Yosemite National Park – Public Notice – April 25-2023 – Yosemite National park today announced via its social channels that the Park in preparation of massive snow melt flood potential this week that Yosemite Valley will Close Friday until at least Wednesday May 3.
Most of Yosemite Valley will close starting Friday, April 28, at 10 pm, due to a forecast of flooding. This closure will last until Wednesday, May 3—possibly longer. Additional flooding and closures may occur later in May or June. Reservations for lodging and campgrounds in eastern Yosemite Valley will automatically be canceled and refunded. Wilderness permits can be rescheduled to alternate trailheads as space allows.
During this closure, Wawona, Mariposa Grove (via hike only), Crane Flat area, Hetch Hetchy, and western Yosemite Valley will be open. In Yosemite Valley, the closure will be at El Capitan crossover (the road that crosses the Merced River just east of El Capitan). There will be no visitor access (including pedestrian access) east of that road. Parking in western Yosemite Valley and throughout the park will be extremely limited. Do not park off road. No services will be available in western Yosemite Valley.
As of the April 1 snow survey, Yosemite’s snowpack (based on water content) is over 240% of average, which is a record. Above 8,000 feet, snow is the deepest ever recorded. The heavy snow will affect your visit to Yosemite, especially from late April into July. Additionally, some construction projects will cause traffic delays.
Will Yosemite Valley flood?
While visiting Yosemite Valley with high water is an amazing experience, Yosemite Valley closes once the Merced River at Pohono Bridge is forecast to exceed 10 feet. At flood stage (10 feet), roads and other critical infrastructure begin flooding, making it unsafe for visitors to be in Yosemite Valley. It is very likely that the Merced River will reach flood stage off and on from late April through early July.
If Yosemite Valley closes, anyone with reservations in Yosemite Valley during the closure for lodging (Curry Village, Housekeeping Camp, Yosemite Valley Lodge, and The Ahwahnee) or camping (Upper Pines, North Pines, Lower Pines, and Camp 4) will receive a full refund.

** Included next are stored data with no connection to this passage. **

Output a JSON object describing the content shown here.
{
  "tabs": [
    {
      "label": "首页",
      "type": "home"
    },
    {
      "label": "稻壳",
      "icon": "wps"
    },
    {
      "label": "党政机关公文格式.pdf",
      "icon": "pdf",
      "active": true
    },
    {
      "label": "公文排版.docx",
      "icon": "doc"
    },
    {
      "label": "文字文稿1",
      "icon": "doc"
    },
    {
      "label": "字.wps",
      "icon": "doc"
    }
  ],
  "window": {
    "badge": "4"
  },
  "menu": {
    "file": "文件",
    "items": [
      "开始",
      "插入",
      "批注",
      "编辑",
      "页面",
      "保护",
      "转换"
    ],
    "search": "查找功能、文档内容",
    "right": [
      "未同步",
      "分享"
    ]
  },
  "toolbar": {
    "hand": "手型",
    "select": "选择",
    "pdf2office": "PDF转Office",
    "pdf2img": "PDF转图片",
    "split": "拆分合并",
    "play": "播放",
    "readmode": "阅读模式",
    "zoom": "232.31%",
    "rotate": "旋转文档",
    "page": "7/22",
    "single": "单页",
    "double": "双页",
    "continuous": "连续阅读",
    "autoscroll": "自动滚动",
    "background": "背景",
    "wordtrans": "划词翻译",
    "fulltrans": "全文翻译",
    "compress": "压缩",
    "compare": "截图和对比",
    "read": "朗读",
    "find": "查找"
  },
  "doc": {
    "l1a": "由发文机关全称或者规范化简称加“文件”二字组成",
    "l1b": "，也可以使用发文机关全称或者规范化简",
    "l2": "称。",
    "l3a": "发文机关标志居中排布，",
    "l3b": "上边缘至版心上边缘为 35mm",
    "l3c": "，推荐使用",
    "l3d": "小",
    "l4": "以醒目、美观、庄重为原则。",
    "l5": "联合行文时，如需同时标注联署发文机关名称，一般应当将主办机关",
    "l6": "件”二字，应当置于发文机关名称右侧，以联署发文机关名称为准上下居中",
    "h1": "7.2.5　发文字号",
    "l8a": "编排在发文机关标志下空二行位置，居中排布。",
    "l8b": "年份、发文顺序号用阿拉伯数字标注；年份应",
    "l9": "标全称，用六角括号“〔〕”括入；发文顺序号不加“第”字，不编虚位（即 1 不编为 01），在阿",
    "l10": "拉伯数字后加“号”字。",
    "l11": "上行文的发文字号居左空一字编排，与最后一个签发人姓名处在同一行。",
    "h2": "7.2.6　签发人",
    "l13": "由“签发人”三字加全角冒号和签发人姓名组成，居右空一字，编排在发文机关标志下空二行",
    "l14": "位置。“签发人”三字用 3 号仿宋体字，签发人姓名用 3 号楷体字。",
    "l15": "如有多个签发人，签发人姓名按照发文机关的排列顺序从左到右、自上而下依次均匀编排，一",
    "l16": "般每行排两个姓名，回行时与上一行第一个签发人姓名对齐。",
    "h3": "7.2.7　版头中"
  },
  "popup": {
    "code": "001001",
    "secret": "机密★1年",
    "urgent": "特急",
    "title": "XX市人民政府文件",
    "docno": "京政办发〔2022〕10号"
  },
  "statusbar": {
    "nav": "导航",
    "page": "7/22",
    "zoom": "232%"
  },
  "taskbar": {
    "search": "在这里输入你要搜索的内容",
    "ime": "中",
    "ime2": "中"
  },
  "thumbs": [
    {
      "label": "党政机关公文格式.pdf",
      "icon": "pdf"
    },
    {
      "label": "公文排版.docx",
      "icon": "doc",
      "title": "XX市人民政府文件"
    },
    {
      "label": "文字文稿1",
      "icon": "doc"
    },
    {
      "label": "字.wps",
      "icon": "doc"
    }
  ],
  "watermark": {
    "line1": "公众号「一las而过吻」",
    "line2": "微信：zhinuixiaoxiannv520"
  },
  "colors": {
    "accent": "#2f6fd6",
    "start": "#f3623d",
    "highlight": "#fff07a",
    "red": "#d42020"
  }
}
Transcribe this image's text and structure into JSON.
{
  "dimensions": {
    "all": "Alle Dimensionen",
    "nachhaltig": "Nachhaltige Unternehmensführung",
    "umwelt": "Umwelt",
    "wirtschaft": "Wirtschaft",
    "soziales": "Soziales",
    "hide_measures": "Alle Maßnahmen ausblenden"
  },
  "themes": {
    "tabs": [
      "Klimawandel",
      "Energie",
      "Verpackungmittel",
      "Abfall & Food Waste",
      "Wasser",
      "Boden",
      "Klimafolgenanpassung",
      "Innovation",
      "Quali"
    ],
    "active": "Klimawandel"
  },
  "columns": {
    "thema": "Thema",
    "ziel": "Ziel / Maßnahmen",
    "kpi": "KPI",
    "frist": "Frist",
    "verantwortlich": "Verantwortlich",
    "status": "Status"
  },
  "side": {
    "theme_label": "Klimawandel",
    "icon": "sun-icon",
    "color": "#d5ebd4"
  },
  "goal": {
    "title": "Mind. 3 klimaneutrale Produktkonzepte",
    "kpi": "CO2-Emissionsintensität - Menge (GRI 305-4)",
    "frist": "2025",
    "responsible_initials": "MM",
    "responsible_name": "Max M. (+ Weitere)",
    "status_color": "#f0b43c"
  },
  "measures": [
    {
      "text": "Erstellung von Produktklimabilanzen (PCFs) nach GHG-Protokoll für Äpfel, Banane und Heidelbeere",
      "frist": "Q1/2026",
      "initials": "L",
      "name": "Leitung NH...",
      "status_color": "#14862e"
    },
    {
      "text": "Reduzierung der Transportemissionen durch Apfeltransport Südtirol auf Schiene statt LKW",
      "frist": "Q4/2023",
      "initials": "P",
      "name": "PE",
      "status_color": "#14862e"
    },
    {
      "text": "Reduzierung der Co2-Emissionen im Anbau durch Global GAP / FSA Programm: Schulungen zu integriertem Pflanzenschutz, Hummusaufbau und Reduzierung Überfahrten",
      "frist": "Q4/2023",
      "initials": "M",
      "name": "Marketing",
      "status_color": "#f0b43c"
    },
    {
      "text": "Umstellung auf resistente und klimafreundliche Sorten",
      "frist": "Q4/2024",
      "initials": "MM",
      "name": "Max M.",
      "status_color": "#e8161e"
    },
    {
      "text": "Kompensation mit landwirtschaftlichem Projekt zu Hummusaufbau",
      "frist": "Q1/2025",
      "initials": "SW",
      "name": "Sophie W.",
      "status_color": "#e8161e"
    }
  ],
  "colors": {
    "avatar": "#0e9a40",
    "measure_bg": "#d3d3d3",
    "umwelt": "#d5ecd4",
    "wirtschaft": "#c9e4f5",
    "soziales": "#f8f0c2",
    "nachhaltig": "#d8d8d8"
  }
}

Update (April 25): Most of Yosemite Valley will close starting Friday, April 28, at 10 pm, due to a forecast of flooding. This closure will be in place until Wednesday, May 3, but could last longer. Reservations for lodging and campgrounds in eastern Yosemite Valley will automatically be canceled and refunded. Wilderness permits can be rescheduled to alternate trailheads as space allows.
When will Tioga, Glacier Point, and Mariposa Grove Roads open?
All three of these roads will open late, which will cause other areas of the park (especially Yosemite Valley) to be very busy.
Tioga Road opening work begins on or around April 15 each year. Snowpack in the Tuolumne River basin was 244% of average on April 1, 2023. The latest opening in modern history was July 1, which was in 2019 (at 176% of average snowpack) and 1998 (156% of average snowpack). In 1983, the previous record snow year, the road opened on June 29 (224% of average snowpack). You can view a list of opening dates since 1980 and this year’s plowing progress (updated weekly). Keep in mind that it takes several weeks of additional work before the road can open once road crews have plowed a lane up to Tioga Pass.
Glacier Point Road
Glacier Point Road plowing also begins around April 15. While it takes less time to plow Glacier Point Road, additional road work must occur this year before the road can open. Once open, expect 30-minute delays as the road project concludes. The earliest possible opening for Glacier Point Road is July; it is very likely the road will open later than that.
Mariposa Grove Road
Mariposa Grove Road was damaged this winter. As a result, the road is closed to both shuttle buses and private vehicles. The earliest possible opening for Mariposa Grove Road (and shuttle service) is end of May; it is very likely the road will open later than that. It is possible to hike to the Mariposa Grove (two miles each way with 500 feet of elevation change).
Most popular trails do not have unbridged creek crossings, but some do. Unbridged rivers and creeks will be running high well into summer, making them challenging or impossible to cross. Stream heights can fluctuate, so a stream that was passable the day before may not be passable today, or even what was passable in the morning may not be passable in the evening. High flow at any particular location may not be in the afternoon, but could be in the morning or in the middle of the night. Rocks and logs may not be stable and are more slippery than you expect. Steep snowbanks on either side of streams may make crossings even more difficult. Finally, before you cross, look downstream and consider the worst-case scenario if you fall in: where will the water take you: into whitewater or over a waterfall?
The Wapama Falls footbridge may close off and on into July due to high water. It will be possible to hike up to near the bridge, but hikers and backpackers will not be able to cross the bridge when it is closed.
Merced River Recreation
The Merced River in Yosemite Valley is likely to remain high into mid-July. This means that the river will be unsafe for swimming, rafting, and boating. Picnic areas along the river may close or have limited space.